Of course. Keep in mind that Kennedy is a 77-year-old Catholic. When he was in his sexual prime, the female orgasm and homosexuality hadn’t even been invented yet. Kennedy, is forever called the ‘swing vote’ which is stupid since he’s pretty much a conservative straight down the line. So, not looking good.

So, what does this mean for women?

They’re screwed. And not in the fun non-procreational hot ‘n sweaty laughing-after-simultaneous-orgasm way.

That sucks.

Yup.

http://www.rawstory.com/rs/2014/03/26/hobby-lobby-is-not-slang-for-vagina-a-guide-for-guys/

boutons_deux
03-30-2014, 01:53 PM
4 really important things you should know about the Hobby Lobby SCOTUS case


1. Hobby Lobby built its case on an extreme interpretation of medically refuted pseudo-science.

2. The Religious Freedom Restoration Act was created to protect the little guy — not corporations.

3. The business community isn’t rooting for Hobby Lobby to win this one.

4. Corporate religion will be really bad news for basically everyone who isn’t a business owner with a self-interested ax to grind.

http://www.salon.com/2014/03/25/4_things_you_need_to_know_about_the_hobby_lobby_sc otus_case/

angrydude
03-30-2014, 01:57 PM
Liberals don't like Scalia because he is articulate at expressing arguments they don't like. This flies in the face of the "conservatives are dumb" meme they circulate. If he wrote boring dissents nobody would care about him.

Th'Pusher
03-30-2014, 02:29 PM
Liberals don't like Scalia because he is articulate at expressing arguments they don't like. This flies in the face of the "conservatives are dumb" meme they circulate.
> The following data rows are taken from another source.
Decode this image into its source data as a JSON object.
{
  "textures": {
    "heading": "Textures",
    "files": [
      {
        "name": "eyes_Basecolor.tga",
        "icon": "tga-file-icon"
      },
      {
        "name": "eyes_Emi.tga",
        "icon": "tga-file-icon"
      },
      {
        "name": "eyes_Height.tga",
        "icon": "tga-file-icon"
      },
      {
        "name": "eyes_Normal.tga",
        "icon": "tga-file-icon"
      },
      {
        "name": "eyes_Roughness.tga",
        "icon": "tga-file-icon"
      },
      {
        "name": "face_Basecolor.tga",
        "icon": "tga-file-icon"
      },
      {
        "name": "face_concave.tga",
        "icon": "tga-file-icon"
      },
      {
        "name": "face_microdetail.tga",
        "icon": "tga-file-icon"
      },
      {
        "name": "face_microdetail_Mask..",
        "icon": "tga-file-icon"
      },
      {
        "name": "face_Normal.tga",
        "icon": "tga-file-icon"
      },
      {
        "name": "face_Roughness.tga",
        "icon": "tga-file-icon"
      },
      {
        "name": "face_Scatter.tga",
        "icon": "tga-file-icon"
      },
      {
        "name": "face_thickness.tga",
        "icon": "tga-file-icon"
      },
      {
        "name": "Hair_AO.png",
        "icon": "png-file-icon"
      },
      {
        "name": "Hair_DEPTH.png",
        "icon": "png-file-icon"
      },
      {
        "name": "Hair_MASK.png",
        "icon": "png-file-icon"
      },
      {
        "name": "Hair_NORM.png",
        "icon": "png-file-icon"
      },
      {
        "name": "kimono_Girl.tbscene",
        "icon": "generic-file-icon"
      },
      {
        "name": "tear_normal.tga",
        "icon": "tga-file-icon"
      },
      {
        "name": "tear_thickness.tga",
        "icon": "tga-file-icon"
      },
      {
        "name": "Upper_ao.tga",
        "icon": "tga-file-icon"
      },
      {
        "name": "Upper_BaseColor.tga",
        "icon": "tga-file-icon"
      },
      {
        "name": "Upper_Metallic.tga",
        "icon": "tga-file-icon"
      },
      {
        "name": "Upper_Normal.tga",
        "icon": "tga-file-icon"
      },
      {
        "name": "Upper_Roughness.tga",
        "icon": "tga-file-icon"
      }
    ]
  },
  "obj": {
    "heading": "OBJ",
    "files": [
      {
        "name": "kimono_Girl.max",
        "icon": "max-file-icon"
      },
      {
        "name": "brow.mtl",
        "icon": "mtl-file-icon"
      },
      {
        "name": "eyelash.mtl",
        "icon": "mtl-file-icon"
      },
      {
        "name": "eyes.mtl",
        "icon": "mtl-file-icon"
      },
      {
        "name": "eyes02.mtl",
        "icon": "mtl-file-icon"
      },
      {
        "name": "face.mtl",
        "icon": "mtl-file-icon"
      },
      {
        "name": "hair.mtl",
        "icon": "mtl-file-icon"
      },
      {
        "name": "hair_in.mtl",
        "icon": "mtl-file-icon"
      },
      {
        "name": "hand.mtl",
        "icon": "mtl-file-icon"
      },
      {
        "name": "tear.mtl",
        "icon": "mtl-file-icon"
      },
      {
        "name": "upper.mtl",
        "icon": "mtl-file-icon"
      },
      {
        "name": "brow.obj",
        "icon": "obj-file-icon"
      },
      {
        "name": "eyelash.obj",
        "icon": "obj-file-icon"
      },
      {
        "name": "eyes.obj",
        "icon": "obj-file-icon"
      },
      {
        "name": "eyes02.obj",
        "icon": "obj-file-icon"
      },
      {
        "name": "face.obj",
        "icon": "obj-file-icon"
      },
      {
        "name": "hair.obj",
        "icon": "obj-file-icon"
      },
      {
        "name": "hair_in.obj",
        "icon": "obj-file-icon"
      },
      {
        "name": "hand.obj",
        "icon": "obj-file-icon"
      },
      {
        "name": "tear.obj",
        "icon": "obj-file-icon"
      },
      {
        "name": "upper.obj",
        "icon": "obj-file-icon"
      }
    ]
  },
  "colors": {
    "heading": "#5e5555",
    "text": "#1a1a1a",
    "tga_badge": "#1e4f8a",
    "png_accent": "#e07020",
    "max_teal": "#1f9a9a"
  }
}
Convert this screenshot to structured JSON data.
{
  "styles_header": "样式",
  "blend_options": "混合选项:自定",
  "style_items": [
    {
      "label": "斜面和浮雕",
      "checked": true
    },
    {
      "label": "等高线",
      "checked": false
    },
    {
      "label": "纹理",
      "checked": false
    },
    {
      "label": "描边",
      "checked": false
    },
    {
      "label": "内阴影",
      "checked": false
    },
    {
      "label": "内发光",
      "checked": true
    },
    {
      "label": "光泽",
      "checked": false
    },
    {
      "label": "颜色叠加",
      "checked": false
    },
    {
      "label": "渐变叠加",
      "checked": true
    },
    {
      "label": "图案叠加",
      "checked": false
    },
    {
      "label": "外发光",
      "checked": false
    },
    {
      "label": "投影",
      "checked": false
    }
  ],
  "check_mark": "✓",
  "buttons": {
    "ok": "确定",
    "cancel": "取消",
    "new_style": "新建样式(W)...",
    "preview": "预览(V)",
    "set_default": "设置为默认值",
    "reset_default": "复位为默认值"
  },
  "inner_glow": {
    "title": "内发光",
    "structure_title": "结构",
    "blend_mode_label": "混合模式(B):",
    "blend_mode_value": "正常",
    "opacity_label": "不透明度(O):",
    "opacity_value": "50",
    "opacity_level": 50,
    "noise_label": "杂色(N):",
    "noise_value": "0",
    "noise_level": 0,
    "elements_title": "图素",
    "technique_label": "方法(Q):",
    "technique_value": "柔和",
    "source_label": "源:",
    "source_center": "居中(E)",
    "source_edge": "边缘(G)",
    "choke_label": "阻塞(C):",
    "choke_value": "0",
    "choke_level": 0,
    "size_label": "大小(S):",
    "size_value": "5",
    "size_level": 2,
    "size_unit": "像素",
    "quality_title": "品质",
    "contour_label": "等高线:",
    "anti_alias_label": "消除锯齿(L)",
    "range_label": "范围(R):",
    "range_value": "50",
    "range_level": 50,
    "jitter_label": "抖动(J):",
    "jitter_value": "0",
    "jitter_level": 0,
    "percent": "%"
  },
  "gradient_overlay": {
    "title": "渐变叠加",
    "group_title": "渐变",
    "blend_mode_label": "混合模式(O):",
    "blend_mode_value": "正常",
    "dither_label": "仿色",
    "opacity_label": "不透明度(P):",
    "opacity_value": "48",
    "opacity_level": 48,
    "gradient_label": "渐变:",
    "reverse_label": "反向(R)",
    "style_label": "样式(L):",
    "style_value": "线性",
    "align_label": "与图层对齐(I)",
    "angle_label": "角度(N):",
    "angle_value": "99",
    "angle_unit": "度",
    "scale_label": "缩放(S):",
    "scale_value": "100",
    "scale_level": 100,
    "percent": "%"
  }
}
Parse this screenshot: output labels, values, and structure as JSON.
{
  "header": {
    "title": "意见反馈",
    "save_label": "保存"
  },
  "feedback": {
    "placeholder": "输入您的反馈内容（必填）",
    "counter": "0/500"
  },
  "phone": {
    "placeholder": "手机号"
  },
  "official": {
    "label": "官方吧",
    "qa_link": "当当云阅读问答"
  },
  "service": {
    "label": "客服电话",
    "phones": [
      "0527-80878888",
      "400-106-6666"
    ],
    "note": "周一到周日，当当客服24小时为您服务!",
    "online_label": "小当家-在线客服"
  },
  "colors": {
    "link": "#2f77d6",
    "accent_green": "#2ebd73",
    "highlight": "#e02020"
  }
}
If he wrote boring dissents nobody would care about him.

"To permit this would be to make the professed doctrines of religious belief superior to the law of the land, and in effect to permit every citizen to become a law unto himself," - Scalia in Smith case

boutons_deux
03-30-2014, 02:31 PM
Liberals don't like Scalia because he is articulate at expressing arguments they don't like. This flies in the face of the "conservatives are dumb" meme they circulate. If he wrote boring dissents nobody would care about him.

honey badger scalia and the other 4 extreme right wing activist SCOTUS assholes are not "liked" by intelligent people because they are pro-corporate/pro-1% and aggressively anti-Human-American.